The promotional products industry is under fire...again. This is becoming common, but that doesn’t make it any less frustrating.
Many TV stations have their “watchdog” type reporting segments where they reveal fraud and uncover what is perceived as being a misuse of funds. You’ve got the crooked car mechanic or the air conditioning company that recommends costly, unneeded repairs. These stories are interesting and do provide a service…but can miss the mark.
A KHOU Houston TV news report brought to my attention by PPAI President and CEO Paul Bellantone kicks off with this scintillating headline: State Agencies Spend Millions on Trinkets, Watchdog Calls “Junk”! You can watch this news report and read all about it here.
Don’t get me wrong, government agencies are experts in wasting money. But promotional products aren't the real problem, they are just an easy target to shoot at. Their value continues to be misunderstood. Too often what is missed is the effective brand messaging and lasting impression value promotional branded products offer.
This Advertising Specialty Institute Counselor commentary, The Best of Government Spending penned by Andy Cohen does a great job putting this recent slam on our industry in perspective. Nice work Andy!
I’ve mentioned in past commentaries that in addition to publishing the PPAI award winning FreePromoTips.com, I have a distributor business.
On my personal Facebook page, an interesting thread came up on the topic of promotional products. A savvy real estate broker who wanted to purchase a promo item for an upcoming expo asked a question on her page – what promotional products do you like to receive? She noted most things given aren’t kept and she wanted something people would appreciate and value.
I contributed to the thread with this:
“As a seasoned promo products professional, I would suggest you find an item, or items that carry your brand message, whatever that is. Sometimes people give stuff out, simply to give something away. The opportunity to communicate what makes you different from others is lost in a piece of swag. For example: our business has used products that illustrated our business-building message: pocket screwdrivers, stress hammers and hardhats. A measuring tape/level, with a message: Is Your Marketing Measuring Up? Let Us Take You to a New Level. (That can work for many different businesses.) I've got more illustrations, but I'll leave it at that. We have won national awards for effective marketing like this. Hopefully that's helpful.”
The responses were interesting. Suggestions included; pens, note pads, flash drives, iPhone chargers, key chains, refrigerator magnets, and chip clips.
I wasn’t out to sell these items to this Facebook friend, but wanted to offer a different perspective. Her question and the responses were focused on the “stuff” without regard to brand messaging. That’s typical…and it’s why our industry comes under fire.

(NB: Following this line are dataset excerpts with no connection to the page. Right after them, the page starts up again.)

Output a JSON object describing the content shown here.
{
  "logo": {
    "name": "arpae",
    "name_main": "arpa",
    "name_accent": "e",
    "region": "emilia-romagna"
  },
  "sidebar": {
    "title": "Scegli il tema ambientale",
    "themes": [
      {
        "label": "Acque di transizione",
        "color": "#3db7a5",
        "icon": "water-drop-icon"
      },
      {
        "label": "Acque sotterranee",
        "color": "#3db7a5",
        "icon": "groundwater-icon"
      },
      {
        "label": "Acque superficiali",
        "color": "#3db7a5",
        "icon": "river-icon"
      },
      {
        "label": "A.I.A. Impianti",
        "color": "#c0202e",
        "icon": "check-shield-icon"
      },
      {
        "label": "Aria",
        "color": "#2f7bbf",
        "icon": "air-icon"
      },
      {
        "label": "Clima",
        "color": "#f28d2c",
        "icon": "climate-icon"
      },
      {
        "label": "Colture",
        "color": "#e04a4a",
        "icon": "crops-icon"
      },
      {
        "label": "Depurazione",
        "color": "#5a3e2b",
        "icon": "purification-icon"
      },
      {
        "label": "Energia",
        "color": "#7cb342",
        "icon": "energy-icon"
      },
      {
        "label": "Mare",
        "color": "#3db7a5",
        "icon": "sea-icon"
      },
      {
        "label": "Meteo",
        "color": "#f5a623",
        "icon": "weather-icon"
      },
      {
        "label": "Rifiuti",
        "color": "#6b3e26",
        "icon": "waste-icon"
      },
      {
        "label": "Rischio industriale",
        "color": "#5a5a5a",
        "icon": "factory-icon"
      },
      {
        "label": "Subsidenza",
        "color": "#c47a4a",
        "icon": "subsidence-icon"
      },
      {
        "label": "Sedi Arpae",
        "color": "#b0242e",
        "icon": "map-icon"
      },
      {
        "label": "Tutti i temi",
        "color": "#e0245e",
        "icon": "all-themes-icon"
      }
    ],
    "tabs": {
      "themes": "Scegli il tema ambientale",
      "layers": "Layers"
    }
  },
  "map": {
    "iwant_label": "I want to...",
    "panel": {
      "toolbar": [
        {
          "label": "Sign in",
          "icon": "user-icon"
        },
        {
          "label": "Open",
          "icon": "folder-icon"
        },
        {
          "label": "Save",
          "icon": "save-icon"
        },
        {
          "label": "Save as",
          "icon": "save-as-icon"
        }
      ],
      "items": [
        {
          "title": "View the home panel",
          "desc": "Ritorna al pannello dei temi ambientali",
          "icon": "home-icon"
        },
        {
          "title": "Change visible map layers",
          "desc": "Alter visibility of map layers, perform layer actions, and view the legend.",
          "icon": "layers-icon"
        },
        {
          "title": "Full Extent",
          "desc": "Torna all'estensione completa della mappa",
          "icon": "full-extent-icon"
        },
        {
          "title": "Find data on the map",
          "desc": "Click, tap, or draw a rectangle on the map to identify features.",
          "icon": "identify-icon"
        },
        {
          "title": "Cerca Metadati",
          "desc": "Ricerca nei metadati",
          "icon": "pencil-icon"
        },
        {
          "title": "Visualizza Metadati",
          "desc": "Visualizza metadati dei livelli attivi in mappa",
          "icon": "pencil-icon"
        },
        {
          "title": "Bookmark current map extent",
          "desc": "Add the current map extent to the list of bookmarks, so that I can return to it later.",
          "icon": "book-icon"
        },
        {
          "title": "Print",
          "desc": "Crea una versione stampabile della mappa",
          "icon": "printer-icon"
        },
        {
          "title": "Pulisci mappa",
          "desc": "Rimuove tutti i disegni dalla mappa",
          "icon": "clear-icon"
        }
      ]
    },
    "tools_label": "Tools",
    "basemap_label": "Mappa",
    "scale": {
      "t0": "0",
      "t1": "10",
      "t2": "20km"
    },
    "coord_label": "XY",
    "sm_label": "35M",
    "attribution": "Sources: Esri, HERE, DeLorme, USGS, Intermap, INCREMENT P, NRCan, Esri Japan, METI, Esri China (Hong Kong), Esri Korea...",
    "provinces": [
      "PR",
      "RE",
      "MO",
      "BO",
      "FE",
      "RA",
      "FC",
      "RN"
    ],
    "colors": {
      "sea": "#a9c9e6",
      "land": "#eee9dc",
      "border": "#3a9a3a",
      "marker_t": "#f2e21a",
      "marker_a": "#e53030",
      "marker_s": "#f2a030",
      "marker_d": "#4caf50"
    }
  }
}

Much of what I write comes from “real world” experiences…and this commentary is no different. Several years ago, I wrote a piece entitled “I Won a Chip Clip and Invested 100K”. This was a tongue and cheek commentary that was inspired by a financial services company exhibiting at local business expo. I spun a wheel and won a chip clip. Chip clips certainly have their place as a practical, cost effective hand out. However, this item really did nothing to carry this company’s brand message…and it certainly wouldn’t influence my decision to use this business for sensitive financial matters.
Please don’t think less of me when I put a spotlight on another commentary I wrote that came from my experience at a chamber of commerce business expo. I dubbed this; “I Confess. I Lied”. Yes, I did lie. You can read all about it here. At this event I was surprised by the different ways people choose to market their businesses and share my thoughts about that.
Items that are given away at events are a huge part of our industry and I don’t mean to degrade the value of these products. They are very effective. My point is that often we loose the impact products can have to carry the desired message. Products should be an active, integral part of an overall marketing message and too often they are just thought of as trinkets-and-trash.
This is a problem our industry faces. It’s why stories like the one presented by KHOU are so frustrating. Promotional products should not be branded as junk and they should be recognized as proven, long lasting, brand visibility marketing tools.
It’s not easy to change the perception that some have for our marketing medium. Wherever we can it’s important to convey that we don’t sell stuff…we provide solutions. We should all take every opportunity to remind people of that every chance we get.